Kennywood to Start Offering Secondary Education

It’s the 2nd of May which can only mean one thing in Pittsburgh apart from all the other things going on today – and that thing is that Kennywood is open. After a long winter of arctic temperatures, adults and children alike are expected to flock to the historic amusement park for some much-needed fun. But all is not well at Kennywood, as amusement parks are not fully funded by the U.S. Government, but are in fact expected to operate much like any other business. The problem, as a Kennywood Official explained in detail, is that world class rollercoasters cost money.

“There’s the cost of the raw steel – and the cost of fashioning that steel into rails and support structures. Then there’s the cost of transporting those structures and assembling them on site. You need the cars for the people go in, which also are not free. Even once it’s up and running you need to pay the kid who operates it. Actually that last one isn’t very much.”

Kennywood management knew in their bones that there were financial opportunities they were missing, but they had no idea what they might be. Hence the recruitment of business consultant Diana Carter last season to see what could be done. Carter had no instant answers but that was because she understood that she first needed to learn as much as she could about their business and the environment in which it operated.

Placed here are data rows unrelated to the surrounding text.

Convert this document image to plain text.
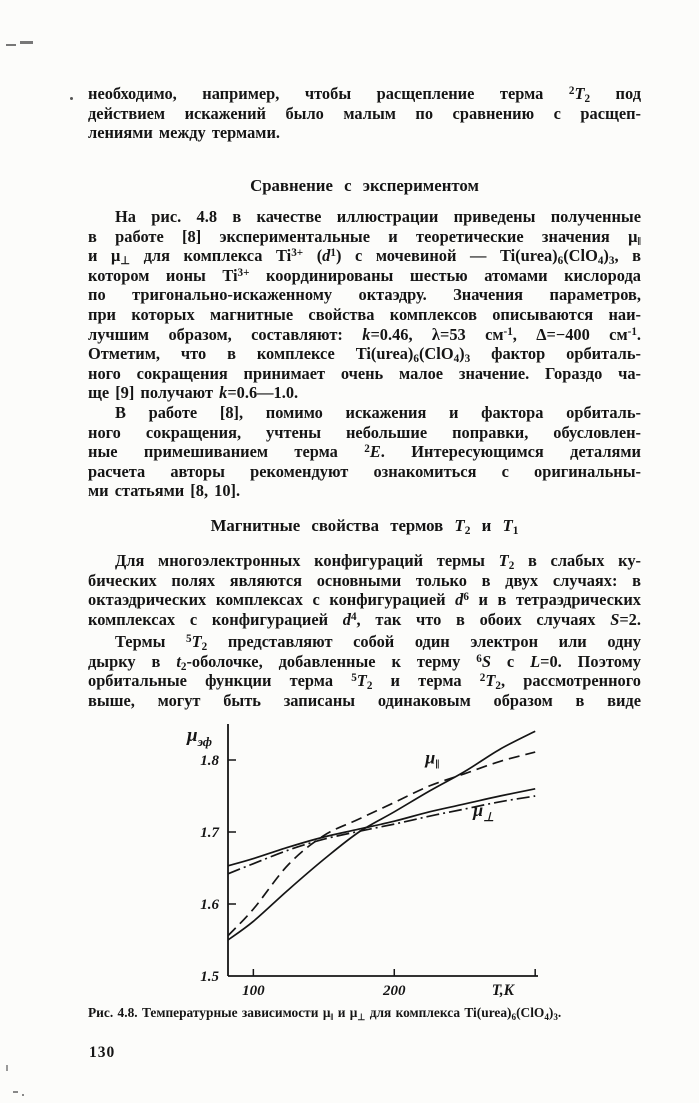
необходимо, например, чтобы расщепление терма $^2T_2$ под
действием искажений было малым по сравнению с расщеп-
лениями между термами.
Сравнение с экспериментом
На рис. 4.8 в качестве иллюстрации приведены полученные
в работе [8] экспериментальные и теоретические значения $\mu_‖$
и $\mu_\perp$ для комплекса $Ti^{3+}$ $(d^1)$ с мочевиной — $Ti(urea)_6(ClO_4)_3$, в
котором ионы $Ti^{3+}$ координированы шестью атомами кислорода
по тригонально-искаженному октаэдру. Значения параметров,
при которых магнитные свойства комплексов описываются наи-
лучшим образом, составляют: k=0.46, λ=53 $см^{-1}$, Δ=−400 $см^{-1}$.
Отметим, что в комплексе $Ti(urea)_6(ClO_4)_3$ фактор орбиталь-
ного сокращения принимает очень малое значение. Гораздо ча-
ще [9] получают k=0.6—1.0.
В работе [8], помимо искажения и фактора орбиталь-
ного сокращения, учтены небольшие поправки, обусловлен-
ные примешиванием терма $^2$E. Интересующимся деталями
расчета авторы рекомендуют ознакомиться с оригинальны-
ми статьями [8, 10].
Магнитные свойства термов $T_2$ и $T_1$
Для многоэлектронных конфигураций термы $T_2$ в слабых ку-
бических полях являются основными только в двух случаях: в
октаэдрических комплексах с конфигурацией $d^6$ и в тетраэдрических
комплексах с конфигурацией $d^4$, так что в обоих случаях S=2.
Термы $^5T_2$ представляют собой один электрон или одну
дырку в $t_2$-оболочке, добавленные к терму $^6$S с L=0. Поэтому
орбитальные функции терма $^5T_2$ и терма $^2T_2$, рассмотренного
выше, могут быть записаны одинаковым образом в виде
100	200
1.5
1.6
1.7
1.8
T,K
$\mu_{эф}$
$\mu_‖$
$\mu_\perp$
Рис. 4.8. Температурные зависимости $\mu_‖$ и $\mu_\perp$ для комплекса $Ti(urea)_6(ClO_4)_3$.
130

Carter immediately got to work applying all the skills she had learned in business school in order to pinpoint the particular demographic that was the foundation of the amusement park’s livelihood, and within a few short months she had the answer.

“Children.”

Further in-depth market research revealed a crucial fact about this finnecky demographic. They wanted to go to Kennywood even more than they were already going, including during the rest of the year which was hugely encouraging. But there was an obstacle, and further extensive investigation revealed what that obstacle was.

“School.” 

That would have seemed to be the end of it, but where everyone else saw an obstacle, Diana only saw opportunity.

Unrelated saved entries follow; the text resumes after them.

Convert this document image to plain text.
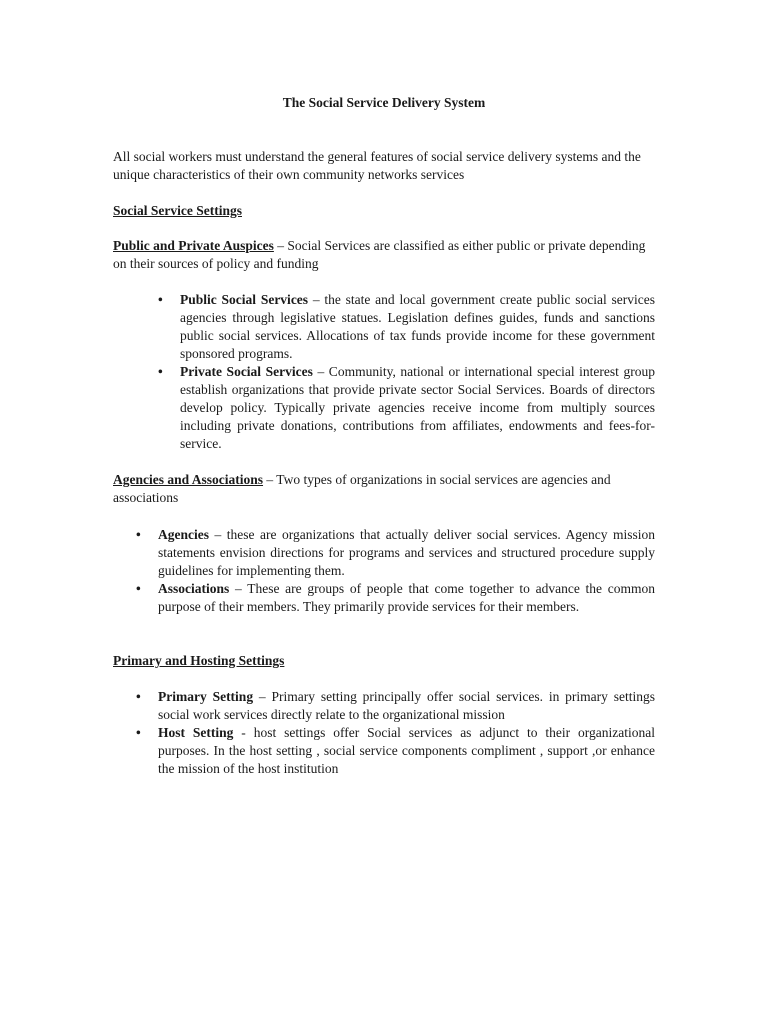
The Social Service Delivery System

All social workers must understand the general features of social service delivery systems and the unique characteristics of their own community networks services

Social Service Settings

Public and Private Auspices – Social Services are classified as either public or private depending on their sources of policy and funding

•	Public Social Services – the state and local government create public social services agencies through legislative statues. Legislation defines guides, funds and sanctions public social services. Allocations of tax funds provide income for these government sponsored programs.
•	Private Social Services – Community, national or international special interest group establish organizations that provide private sector Social Services. Boards of directors develop policy. Typically private agencies receive income from multiply sources including private donations, contributions from affiliates, endowments and fees-for-service.

Agencies and Associations – Two types of organizations in social services are agencies and associations

•	Agencies – these are organizations that actually deliver social services. Agency mission statements envision directions for programs and services and structured procedure supply guidelines for implementing them.
•	Associations – These are groups of people that come together to advance the common purpose of their members. They primarily provide services for their members.

Primary and Hosting Settings

•	Primary Setting – Primary setting principally offer social services. in primary settings social work services directly relate to the organizational mission
•	Host Setting - host settings offer Social services as adjunct to their organizational purposes. In the host setting , social service components compliment , support ,or enhance the mission of the host institution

“I have always believed in making hay while the sun shines. In this case school is the sun and the hay is-well it’s not a perfect analogy but I plan to make Kennywood a shitload of hay, as in money.”

Her genius insight was breath-taking in its simplicity.

“If you can’t bring a horse to water to make it drink then you bring some water to the horse.”

Again, her knowledge of metaphor was not quite up to the level of her keen sense of business acumen, but the message was clear enough – it was time for Kennywood to get into the education business if it was going to be able to attract children every day. The owners were resistant at first but then realized this was a golden opportunity to keep the park full all year long, once they gain their accreditation as a state-certified private school.

“Some classes are more obviously suited to the amusement park environment than others. Physics comes to mind. But we have ample gentler rides that can easily be combined with studying Shakespeare or learning French.”

Currently Kennywood is enrolling students for its summer make-up program, so if your child is behind in their grades and the only time they listen to you is when you offer to take them to Kennywood, be sure to enroll them at the gate.